There is he, all tucked away in the No. 8 spot. All quiet and everything. Accepting his lineup demotion from the leadoff spot without complaint.
Jimmy Rollins has not proved to be a great success at the plate for the Dodgers this season, necessitating his switch to the less significant spot in the lineup.
It hardly appeared some magical adjustment when first initiated. Rollins was hitting .210 at the time of his demotion and then proceeded to hit .159 in his next 20 games. Celebrations were a tad hard to come by.
Only now Rollins is beginning to look more comfortable in his new role and again giving hope that he is starting to turn his season around offensively. In his last eight games, Rollins has hit .323 (10 for 31).
He has done it without any particular power (no homers, two doubles), and perhaps of more concern, without a single walk. Drawing walks when you're hitting in front of a pitcher can be something of a mixed bag, but as Joc Pederson clearly demonstrated before the switch, that doesn't mean you cannot excel at it.
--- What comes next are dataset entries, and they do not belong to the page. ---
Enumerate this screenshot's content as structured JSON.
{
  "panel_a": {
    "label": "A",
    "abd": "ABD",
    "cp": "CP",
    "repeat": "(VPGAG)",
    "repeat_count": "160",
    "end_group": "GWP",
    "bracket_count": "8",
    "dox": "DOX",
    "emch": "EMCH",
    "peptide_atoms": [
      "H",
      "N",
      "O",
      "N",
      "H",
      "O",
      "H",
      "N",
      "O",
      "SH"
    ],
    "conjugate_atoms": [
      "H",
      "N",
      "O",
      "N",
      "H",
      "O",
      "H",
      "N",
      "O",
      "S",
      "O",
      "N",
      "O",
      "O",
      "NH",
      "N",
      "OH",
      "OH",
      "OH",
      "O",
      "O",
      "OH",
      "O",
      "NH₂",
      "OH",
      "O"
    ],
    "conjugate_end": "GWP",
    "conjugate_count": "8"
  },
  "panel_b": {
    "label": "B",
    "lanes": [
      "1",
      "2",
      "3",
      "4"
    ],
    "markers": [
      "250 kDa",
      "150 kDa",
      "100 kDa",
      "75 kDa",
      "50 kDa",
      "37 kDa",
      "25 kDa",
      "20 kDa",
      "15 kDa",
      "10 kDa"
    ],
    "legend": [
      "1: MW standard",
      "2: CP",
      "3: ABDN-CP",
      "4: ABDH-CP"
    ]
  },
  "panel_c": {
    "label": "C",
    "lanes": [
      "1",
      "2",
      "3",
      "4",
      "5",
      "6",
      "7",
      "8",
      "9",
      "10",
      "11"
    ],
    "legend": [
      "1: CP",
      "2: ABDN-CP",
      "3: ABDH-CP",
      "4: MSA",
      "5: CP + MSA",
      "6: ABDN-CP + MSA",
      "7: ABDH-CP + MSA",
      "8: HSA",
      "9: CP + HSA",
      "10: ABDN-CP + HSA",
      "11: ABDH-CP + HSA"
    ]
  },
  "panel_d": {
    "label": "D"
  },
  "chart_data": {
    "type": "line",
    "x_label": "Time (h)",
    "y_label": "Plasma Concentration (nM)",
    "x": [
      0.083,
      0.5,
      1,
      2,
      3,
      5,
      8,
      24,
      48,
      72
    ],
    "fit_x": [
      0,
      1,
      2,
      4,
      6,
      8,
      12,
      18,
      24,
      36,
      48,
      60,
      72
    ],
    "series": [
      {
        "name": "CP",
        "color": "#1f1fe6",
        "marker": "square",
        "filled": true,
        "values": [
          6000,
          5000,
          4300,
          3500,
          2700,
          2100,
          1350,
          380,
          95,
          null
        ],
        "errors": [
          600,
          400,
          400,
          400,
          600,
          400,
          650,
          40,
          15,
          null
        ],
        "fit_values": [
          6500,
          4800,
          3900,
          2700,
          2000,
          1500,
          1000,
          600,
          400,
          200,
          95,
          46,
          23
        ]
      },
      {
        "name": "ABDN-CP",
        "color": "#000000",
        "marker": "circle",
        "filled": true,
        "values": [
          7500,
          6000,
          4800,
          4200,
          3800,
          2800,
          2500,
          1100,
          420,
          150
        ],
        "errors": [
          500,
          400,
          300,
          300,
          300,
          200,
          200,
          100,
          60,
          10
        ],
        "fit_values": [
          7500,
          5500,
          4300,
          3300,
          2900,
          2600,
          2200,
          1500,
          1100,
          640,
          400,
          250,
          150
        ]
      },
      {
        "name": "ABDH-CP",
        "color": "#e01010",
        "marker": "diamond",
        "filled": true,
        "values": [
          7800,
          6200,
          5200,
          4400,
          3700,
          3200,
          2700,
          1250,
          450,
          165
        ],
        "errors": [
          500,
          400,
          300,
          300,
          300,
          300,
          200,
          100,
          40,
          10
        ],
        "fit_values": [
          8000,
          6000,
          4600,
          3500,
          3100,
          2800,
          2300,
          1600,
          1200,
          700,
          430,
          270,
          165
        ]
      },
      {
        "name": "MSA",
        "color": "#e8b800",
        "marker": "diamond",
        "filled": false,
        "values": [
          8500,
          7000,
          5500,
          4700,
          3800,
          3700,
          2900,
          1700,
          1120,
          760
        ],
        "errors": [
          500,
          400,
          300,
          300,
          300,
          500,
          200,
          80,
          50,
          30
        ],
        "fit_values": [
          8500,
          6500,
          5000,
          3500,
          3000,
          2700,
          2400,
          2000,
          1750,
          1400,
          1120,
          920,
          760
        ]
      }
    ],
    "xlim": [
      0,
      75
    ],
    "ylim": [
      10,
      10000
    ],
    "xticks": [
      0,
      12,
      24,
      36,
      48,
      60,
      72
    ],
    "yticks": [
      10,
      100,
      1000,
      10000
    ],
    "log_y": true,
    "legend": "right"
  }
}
The Dodgers have been patient with Rollins, 36, while cries built to bring up phenom
And if Rollins was struggling at the plate, he was hardly without value. He was still giving a top-tier defense at short, teaming with Howie Kendrick to provide strong defensive play up the middle. Plus, he is pretty much the leader advertised.
Of course it's possible he might be an even more vocal leader if he were contributing more consistently at the plate. In this lineup, the Dodgers don't really need him to be at his prior MVP form, but neither can they afford an offensive black hole.
He's a career .266 hitter, with some speed and power. If he can just approach his average production, the Dodgers would be thrilled. At his age, that's no guarantee.
Rollins has had other flirtations with turning his season around that went awry. He actually had hit .300 in his last 13 games before being moved to the No. 8 spot, and then things went south again.